Critical support was given by the ARDI Foundation which awarded the Holland H. Coors Chair in Education Technology to one of the project members, Daniel Kaplan. This made possible a year-long residency at USAFA during which time he was able to work unhindered on this project.

Macalester College, where Kaplan is DeWitt Wallace Professor of Mathematics, Statistics, and Computer science, was the site where the overall framework and many of the materials for a STEM-oriented calculus were developed. Particularly important in the germination were David Bressoud and Jan Serie, respectively chairs of the Macalester math and biology departments, as well as Prof. Thomas Halverson and Prof. Karen Saxe, who volunteered to team teach with Kaplan the first prototype course. Early grant support from the Howard Hughes Medical Foundation and the Keck Foundation provided the resources to carry the prototype course to a point of development where it became the entryway to calculus for Macalester students.
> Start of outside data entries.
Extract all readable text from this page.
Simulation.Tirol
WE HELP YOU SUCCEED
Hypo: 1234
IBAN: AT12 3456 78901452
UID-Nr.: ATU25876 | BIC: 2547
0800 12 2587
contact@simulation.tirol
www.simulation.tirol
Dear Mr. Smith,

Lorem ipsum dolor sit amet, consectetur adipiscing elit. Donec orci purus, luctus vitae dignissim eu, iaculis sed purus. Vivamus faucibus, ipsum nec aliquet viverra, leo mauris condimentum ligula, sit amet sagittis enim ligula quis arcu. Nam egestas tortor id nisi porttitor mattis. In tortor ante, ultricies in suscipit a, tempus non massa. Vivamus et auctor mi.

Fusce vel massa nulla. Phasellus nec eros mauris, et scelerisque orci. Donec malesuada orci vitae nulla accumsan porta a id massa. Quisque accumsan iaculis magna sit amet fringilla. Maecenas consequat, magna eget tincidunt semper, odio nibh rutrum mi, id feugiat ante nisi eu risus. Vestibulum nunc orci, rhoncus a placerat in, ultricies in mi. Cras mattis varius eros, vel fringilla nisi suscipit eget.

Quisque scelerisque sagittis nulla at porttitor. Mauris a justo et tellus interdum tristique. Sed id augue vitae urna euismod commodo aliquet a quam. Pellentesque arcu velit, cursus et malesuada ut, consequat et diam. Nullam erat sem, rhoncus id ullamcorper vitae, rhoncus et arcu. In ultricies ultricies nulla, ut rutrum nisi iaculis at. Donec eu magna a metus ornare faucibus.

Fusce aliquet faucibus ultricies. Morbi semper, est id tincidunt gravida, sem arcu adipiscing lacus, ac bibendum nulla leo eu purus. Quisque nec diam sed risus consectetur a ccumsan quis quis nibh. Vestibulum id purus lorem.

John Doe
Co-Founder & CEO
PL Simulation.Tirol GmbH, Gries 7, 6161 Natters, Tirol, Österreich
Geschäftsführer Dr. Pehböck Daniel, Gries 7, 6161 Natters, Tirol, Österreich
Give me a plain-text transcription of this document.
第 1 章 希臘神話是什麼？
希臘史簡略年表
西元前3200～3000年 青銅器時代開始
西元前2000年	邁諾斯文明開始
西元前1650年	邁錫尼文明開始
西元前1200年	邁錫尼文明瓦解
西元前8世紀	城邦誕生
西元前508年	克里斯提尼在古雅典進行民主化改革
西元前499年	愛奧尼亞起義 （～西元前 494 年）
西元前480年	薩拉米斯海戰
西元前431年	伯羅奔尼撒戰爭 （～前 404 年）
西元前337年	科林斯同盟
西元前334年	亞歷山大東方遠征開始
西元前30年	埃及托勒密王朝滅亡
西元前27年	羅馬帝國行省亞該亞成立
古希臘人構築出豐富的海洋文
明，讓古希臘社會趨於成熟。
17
Profs. Randall Pruim (Calvin University) and Nicholas Horton (Amherst College) were essential collaborators in developing software to support calculus in R. They and Kaplan formed the core team of Project MOSAIC, which was supported by the US National Science Foundation (NSF DUE-0920350).

Joel Kilty and Alex McAllister at Centre College admired the Macalester course and devoted much work and ingenuity to write a textbook, Mathematical Modeling and Applied Calculus (Oxford Univ. Press), implementing their own version. Their textbook enabled us to reduce the use of sketchy notes in the first offering of this course at USAFA.